Have you ever had those moments?
The light switch flicks on and you see truth for what it is, and yet to accept that truth, to truly embrace it, to let it take root in your life means you have to grab the eraser and furiously try and clear the board of what you had once thought, chalking in this new piece of information even though you can still see the faintest shadow of your past ideas stained on the chalkboard surface.
There really isn't anyone to blame, as I think it only natural that I felt that there is a big "G" God and He is the main one in command and so therefore, on most days, I seem to forget that there are three equal parts to the trinity - God is God, Jesus is God and the Holy Spirit is God. And, I don't dare begin to try and explain that one much further, because I can get confused in trying to read text on the subject, forcing my eyes to go back over the same lines again and again trying to make sense of it all.
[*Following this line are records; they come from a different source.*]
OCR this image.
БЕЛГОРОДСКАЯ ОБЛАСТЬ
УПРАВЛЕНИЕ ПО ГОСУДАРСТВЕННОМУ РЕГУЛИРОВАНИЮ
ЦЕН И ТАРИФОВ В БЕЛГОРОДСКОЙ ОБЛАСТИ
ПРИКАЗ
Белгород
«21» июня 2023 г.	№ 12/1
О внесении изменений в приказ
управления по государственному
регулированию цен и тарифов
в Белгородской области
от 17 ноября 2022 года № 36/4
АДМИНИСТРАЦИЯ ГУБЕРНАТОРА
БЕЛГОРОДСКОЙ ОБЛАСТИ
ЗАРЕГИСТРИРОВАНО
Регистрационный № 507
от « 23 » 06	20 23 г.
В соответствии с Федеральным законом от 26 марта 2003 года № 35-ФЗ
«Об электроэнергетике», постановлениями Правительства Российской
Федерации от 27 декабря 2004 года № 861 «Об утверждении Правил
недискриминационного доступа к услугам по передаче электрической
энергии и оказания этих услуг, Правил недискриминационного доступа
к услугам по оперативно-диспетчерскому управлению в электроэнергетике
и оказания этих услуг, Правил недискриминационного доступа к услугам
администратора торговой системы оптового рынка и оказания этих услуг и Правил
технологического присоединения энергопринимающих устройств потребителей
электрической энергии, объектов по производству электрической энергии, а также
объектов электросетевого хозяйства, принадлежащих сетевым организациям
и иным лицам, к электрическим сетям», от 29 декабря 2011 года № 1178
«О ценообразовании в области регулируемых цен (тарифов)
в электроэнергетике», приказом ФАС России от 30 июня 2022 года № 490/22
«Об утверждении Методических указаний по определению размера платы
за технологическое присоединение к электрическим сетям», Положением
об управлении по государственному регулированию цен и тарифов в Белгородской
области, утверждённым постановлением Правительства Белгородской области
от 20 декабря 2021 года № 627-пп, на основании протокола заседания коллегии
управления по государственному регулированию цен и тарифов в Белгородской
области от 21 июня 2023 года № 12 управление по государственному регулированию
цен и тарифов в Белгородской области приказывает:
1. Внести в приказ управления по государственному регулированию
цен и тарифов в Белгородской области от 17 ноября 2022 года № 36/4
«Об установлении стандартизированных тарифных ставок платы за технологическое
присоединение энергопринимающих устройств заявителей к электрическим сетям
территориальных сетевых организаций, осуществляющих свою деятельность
Yet, when I started reading Francis Chan's "Forgotten God," and he said something about step one being that you have to stop thinking about the Holy Spirit as an "it" and start thinking of Him as God, then my wheels started to spin. And while they may slow down or take a break, they are still caught in motion because I'm still trying to remind myself that the Holy Spirit is not this come and go presence, or a well meaning guidance counselor somewhat confused with my conscience, but He is indeed God. I'm so consumed with big "G" God that I have indeed forgotten, downsized, devalued this piece of the trinity.
And running along this line of thinking that has spanned over days and weeks, and having scripture repetitiously hit me from different sources with the same verses, I am once again forced to rethink my thoughts on my body being a temple.
"Do you not know that you are a temple of God, and that the Spirit of God dwells in you?" 1 Corinthians 3:16
The answer is, no, I don't think I've truly known the depths of that question. I always got caught up in this verse as some sort of weapon that people who felt the need to pick apart your life placed in their arsenal.
Are you sure you want to eat that cake, don't you know your body is a temple?
You should stop smoking because you know, your body is a temple.
Those lines of ink forever pushed into the layers of skin on your body, what would God say about you tattooing His temple?
I must confess, I've always just breezed past the mentions of my body being a temple because I'd already gotten more than a few pointed comments regarding said scripture and I didn't feel I needed any more criticism.
Then the light switch was thrown, and that corner of my mind that had heard the Word of God, the scriptures written down by mere men, realized I had missed the biggest picture of all.
The Holy Spirit dwells in me.
God dwells in me.
I am the temple, the vessel, the sanctuary, the girl who heard the word of truth and was sealed with the promised Holy Spirit. (Ephesians 1:13)
And all of a sudden, with this rush of awareness, becomes this frantic dash to try and clean house. Under full blown wattage of exposure, I realize that the temple is dirty, but it's less about cigarettes and junk food, it's about greed and lust and anger and envy and hate and bitterness and lack of self-control and, oh my goodness, this temple is a wreck! The carnage of sin that I have paid little attention to is crowding up the corners and collecting dust on shelving.
There is this ache that has formed just underneath the edge of my rib cage and with eyes wet with tears of mourning because this, this temple suddenly seems uninhabitable, with cracks in the wall gaping and this is no sanctuary for the Most High, this is a hovel. It became overwhelming, my less than state and I thought, how can it be that the Holy Spirit has not insisted that He be allowed to pack up and move out, how can God be so patient to stay with me and not abandon me as a lost cause?
With soothing waves of calm, in the midst of my despair did God remind me of His Word, "For from His fullness we have all received, grace upon grace." John 1:16
Does grace ever stop being sweet? Or, as one may often hear, amazing? Will there ever be a ceasing of moments when I will need another layer, another helping of grace, another reminder that grace is abundant and forgiveness is available and with clarity comes repentance and grace once more? I think not. And with freshly renewed thankfulness, I cling to the promise that it will always be there because without it I am lost.